The tragedy of this ideological black hole that Pakistan finds itself in, is that those that bark loudest, are heard most frequently. Distancing the average Pakistani from terrorism is a project that should never have been undertaken to begin with. The idea that Muslims are terrorists, or that Pakistanis are terrorists, is so awful, and so far from any notion of reality, that it never deserved to have been validated by countering it. It's like stooping to the level of the name-caller. Automatically, you lend some credibility to otherwise completely outrageous fallacies.
Instead, not only did Pakistan undertake a formal programme of activities to counter it, but it made the suicidal mistake of doing so without being fully equipped for the journey. If Tariq Ramadan challenges Yusuf Al-Qardawi and the Maudoodi-dominated global Islamic orthodoxy today, he does so with an arsenal of credibility and knowledge that makes it difficult to demonize him. When a Pakistani soldier (even one with substantial intellectual gifts) takes on the mantle of religious scholarship, and begins to write op-eds for the Washington Post about what needs fixing in Islam--even his most passionate supporters cringe. Enlightened moderation has become a national and international punch line. In the West and in the Islamic World, Pakistanis are taken less seriously as members of either side of the divide because of this poorly conceived and half-baked idea. It is an embarrassment to intelligent and modern Muslim Pakistanis, and a severe setback for progressive Pakistanis who want religion to be a less obvious and vocal element of public life in the country.
The anti-mullah rage felt by those who grew up during Zia's era is now being reciprocated and remanufactured among confused children – angry about not knowing who they are, and easily lured by the twisted messages coming from the loudspeakers.
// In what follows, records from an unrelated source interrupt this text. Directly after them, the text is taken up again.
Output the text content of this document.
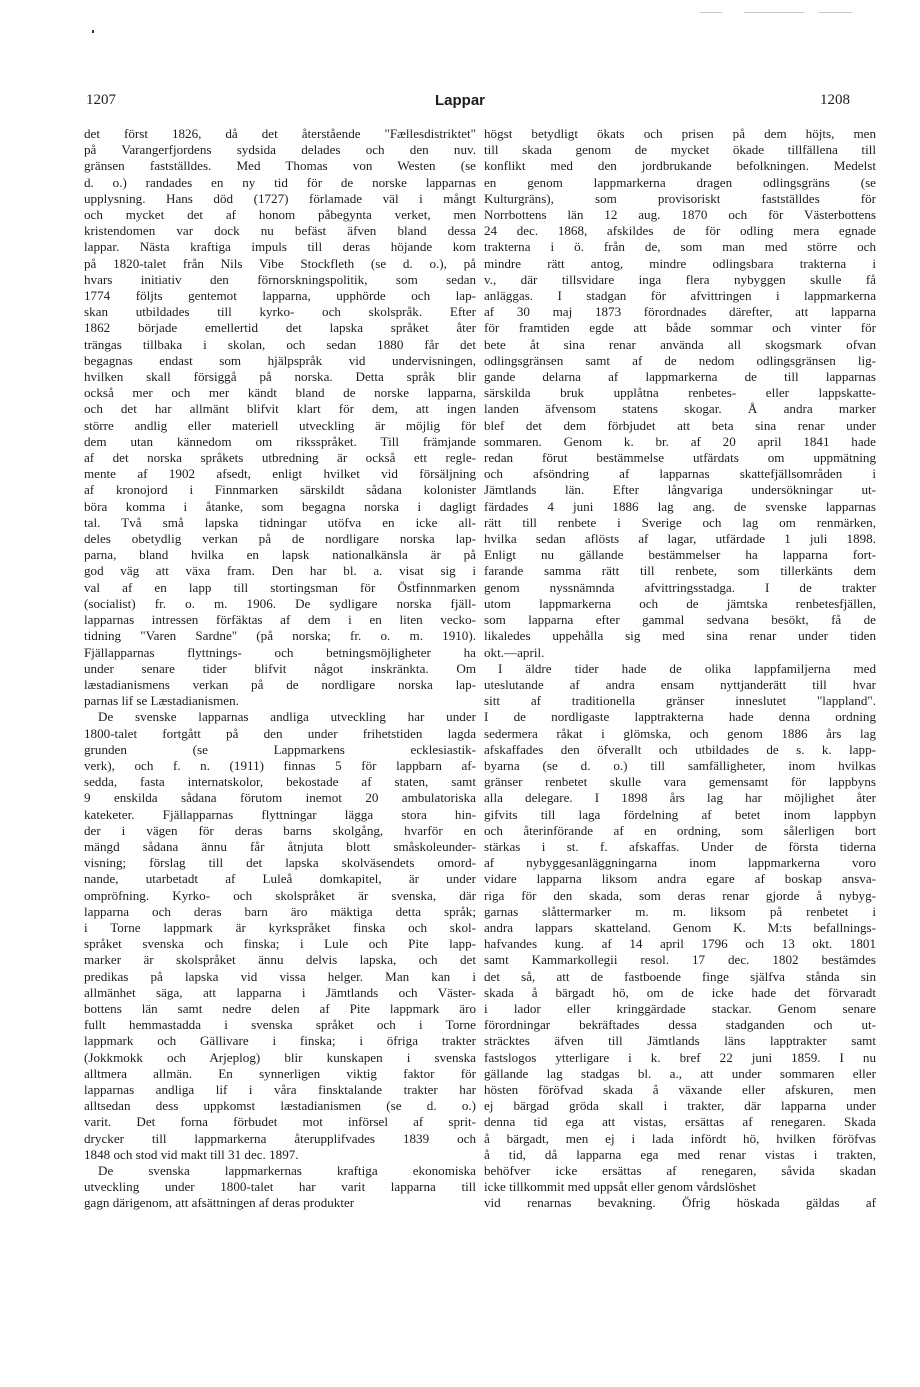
1207	Lappar	1208
det först 1826, då det återstående "Fællesdistriktet"
på Varangerfjordens sydsida delades och den nuv.
gränsen fastställdes. Med Thomas von Westen (se
d. o.) randades en ny tid för de norske lapparnas
upplysning. Hans död (1727) förlamade väl i mångt
och mycket det af honom påbegynta verket, men
kristendomen var dock nu befäst äfven bland dessa
lappar. Nästa kraftiga impuls till deras höjande kom
på 1820-talet från Nils Vibe Stockfleth (se d. o.), på
hvars initiativ den förnorskningspolitik, som sedan
1774 följts gentemot lapparna, upphörde och lap-
skan utbildades till kyrko- och skolspråk. Efter
1862 började emellertid det lapska språket åter
trängas tillbaka i skolan, och sedan 1880 får det
begagnas endast som hjälpspråk vid undervisningen,
hvilken skall försiggå på norska. Detta språk blir
också mer och mer kändt bland de norske lapparna,
och det har allmänt blifvit klart för dem, att ingen
större andlig eller materiell utveckling är möjlig för
dem utan kännedom om riksspråket. Till främjande
af det norska språkets utbredning är också ett regle-
mente af 1902 afsedt, enligt hvilket vid försäljning
af kronojord i Finnmarken särskildt sådana kolonister
böra komma i åtanke, som begagna norska i dagligt
tal. Två små lapska tidningar utöfva en icke all-
deles obetydlig verkan på de nordligare norska lap-
parna, bland hvilka en lapsk nationalkänsla är på
god väg att växa fram. Den har bl. a. visat sig i
val af en lapp till stortingsman för Östfinnmarken
(socialist) fr. o. m. 1906. De sydligare norska fjäll-
lapparnas intressen förfäktas af dem i en liten vecko-
tidning "Varen Sardne" (på norska; fr. o. m. 1910).
Fjällapparnas flyttnings- och betningsmöjligheter ha
under senare tider blifvit något inskränkta. Om
læstadianismens verkan på de nordligare norska lap-
parnas lif se Læstadianismen.
De svenske lapparnas andliga utveckling har under
1800-talet fortgått på den under frihetstiden lagda
grunden (se Lappmarkens ecklesiastik-
verk), och f. n. (1911) finnas 5 för lappbarn af-
sedda, fasta internatskolor, bekostade af staten, samt
9 enskilda sådana förutom inemot 20 ambulatoriska
kateketer. Fjällapparnas flyttningar lägga stora hin-
der i vägen för deras barns skolgång, hvarför en
mängd sådana ännu får åtnjuta blott småskoleunder-
visning; förslag till det lapska skolväsendets omord-
nande, utarbetadt af Luleå domkapitel, är under
ompröfning. Kyrko- och skolspråket är svenska, där
lapparna och deras barn äro mäktiga detta språk;
i Torne lappmark är kyrkspråket finska och skol-
språket svenska och finska; i Lule och Pite lapp-
marker är skolspråket ännu delvis lapska, och det
predikas på lapska vid vissa helger. Man kan i
allmänhet säga, att lapparna i Jämtlands och Väster-
bottens län samt nedre delen af Pite lappmark äro
fullt hemmastadda i svenska språket och i Torne
lappmark och Gällivare i finska; i öfriga trakter
(Jokkmokk och Arjeplog) blir kunskapen i svenska
alltmera allmän. En synnerligen viktig faktor för
lapparnas andliga lif i våra finsktalande trakter har
alltsedan dess uppkomst læstadianismen (se d. o.)
varit. Det forna förbudet mot införsel af sprit-
drycker till lappmarkerna återupplifvades 1839 och
1848 och stod vid makt till 31 dec. 1897.
De svenska lappmarkernas kraftiga ekonomiska
utveckling under 1800-talet har varit lapparna till
gagn därigenom, att afsättningen af deras produkter
högst betydligt ökats och prisen på dem höjts, men
till skada genom de mycket ökade tillfällena till
konflikt med den jordbrukande befolkningen. Medelst
en genom lappmarkerna dragen odlingsgräns (se
Kulturgräns), som provisoriskt fastställdes för
Norrbottens län 12 aug. 1870 och för Västerbottens
24 dec. 1868, afskildes de för odling mera egnade
trakterna i ö. från de, som man med större och
mindre rätt antog, mindre odlingsbara trakterna i
v., där tillsvidare inga flera nybyggen skulle få
anläggas. I stadgan för afvittringen i lappmarkerna
af 30 maj 1873 förordnades därefter, att lapparna
för framtiden egde att både sommar och vinter för
bete åt sina renar använda all skogsmark ofvan
odlingsgränsen samt af de nedom odlingsgränsen lig-
gande delarna af lappmarkerna de till lapparnas
särskilda bruk upplåtna renbetes- eller lappskatte-
landen äfvensom statens skogar. Å andra marker
blef det dem förbjudet att beta sina renar under
sommaren. Genom k. br. af 20 april 1841 hade
redan förut bestämmelse utfärdats om uppmätning
och afsöndring af lapparnas skattefjällsområden i
Jämtlands län. Efter långvariga undersökningar ut-
färdades 4 juni 1886 lag ang. de svenske lapparnas
rätt till renbete i Sverige och lag om renmärken,
hvilka sedan aflösts af lagar, utfärdade 1 juli 1898.
Enligt nu gällande bestämmelser ha lapparna fort-
farande samma rätt till renbete, som tillerkänts dem
genom nyssnämnda afvittringsstadga. I de trakter
utom lappmarkerna och de jämtska renbetesfjällen,
som lapparna efter gammal sedvana besökt, få de
likaledes uppehålla sig med sina renar under tiden
okt.—april.
I äldre tider hade de olika lappfamiljerna med
uteslutande af andra ensam nyttjanderätt till hvar
sitt af traditionella gränser inneslutet "lappland".
I de nordligaste lapptrakterna hade denna ordning
sedermera råkat i glömska, och genom 1886 års lag
afskaffades den öfverallt och utbildades de s. k. lapp-
byarna (se d. o.) till samfälligheter, inom hvilkas
gränser renbetet skulle vara gemensamt för lappbyns
alla delegare. I 1898 års lag har möjlighet åter
gifvits till laga fördelning af betet inom lappbyn
och återinförande af en ordning, som sålerligen bort
stärkas i st. f. afskaffas. Under de första tiderna
af nybyggesanläggningarna inom lappmarkerna voro
vidare lapparna liksom andra egare af boskap ansva-
riga för den skada, som deras renar gjorde å nybyg-
garnas slåttermarker m. m. liksom på renbetet i
andra lappars skatteland. Genom K. M:ts befallnings-
hafvandes kung. af 14 april 1796 och 13 okt. 1801
samt Kammarkollegii resol. 17 dec. 1802 bestämdes
det så, att de fastboende finge själfva stånda sin
skada å bärgadt hö, om de icke hade det förvaradt
i lador eller kringgärdade stackar. Genom senare
förordningar bekräftades dessa stadganden och ut-
sträcktes äfven till Jämtlands läns lapptrakter samt
fastslogos ytterligare i k. bref 22 juni 1859. I nu
gällande lag stadgas bl. a., att under sommaren eller
hösten föröfvad skada å växande eller afskuren, men
ej bärgad gröda skall i trakter, där lapparna under
denna tid ega att vistas, ersättas af renegaren. Skada
å bärgadt, men ej i lada infördt hö, hvilken föröfvas
å tid, då lapparna ega med renar vistas i trakten,
behöfver icke ersättas af renegaren, såvida skadan
icke tillkommit med uppsåt eller genom vårdslöshet
vid renarnas bevakning. Öfrig höskada gäldas af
LUMS and IBA are churning out future Shaukat Aziz's – every successful Pakistani banker at Citi thinks he or she has a shot at becoming a minister. But where are the religious scholars coming from? They are coming from madressahs where malnutrition and tunnel vision are the two staple items on the menu. The one place where some modicum of quality discourse about Islam did exist, the International Islamic University of Islamabad, has been handed to bureaucrats, to appease ill-informed phobias of beards and hijabs.
Not having money, leadership or ideology should be a matter of grave concern for Pakistanis. No matter how well intentioned and principled some of Pakistan's politicians and bureaucrats may be, fixing the economy, healing the constitution, judiciary and political system, and renewing a functional, and postmodern ideology for Pakistan is an intergenerational effort. It has taken sixty years to dismantle the cancerous (but highly effective) apparatus bequeathed to this country by the British Raj. It will take several years to build it anew. FATA and NWFP do not have sixty years to spare. But they cannot afford a restoration of that cancerous apparatus, either.
The trouble with not having money, leadership or ideology is that it is disabling not only for fighting the war on terror – but really anything a country wants to do. The state cannot be whole without these three ingredients. Pakistan is losing the war on terror because it is not a war of equals. It is a war between organized, well-financed and motivated cavemen, and a disorganized, broke, and confused state. In short, a state lacking competence. Only a competent and effective state can fight this war successfully.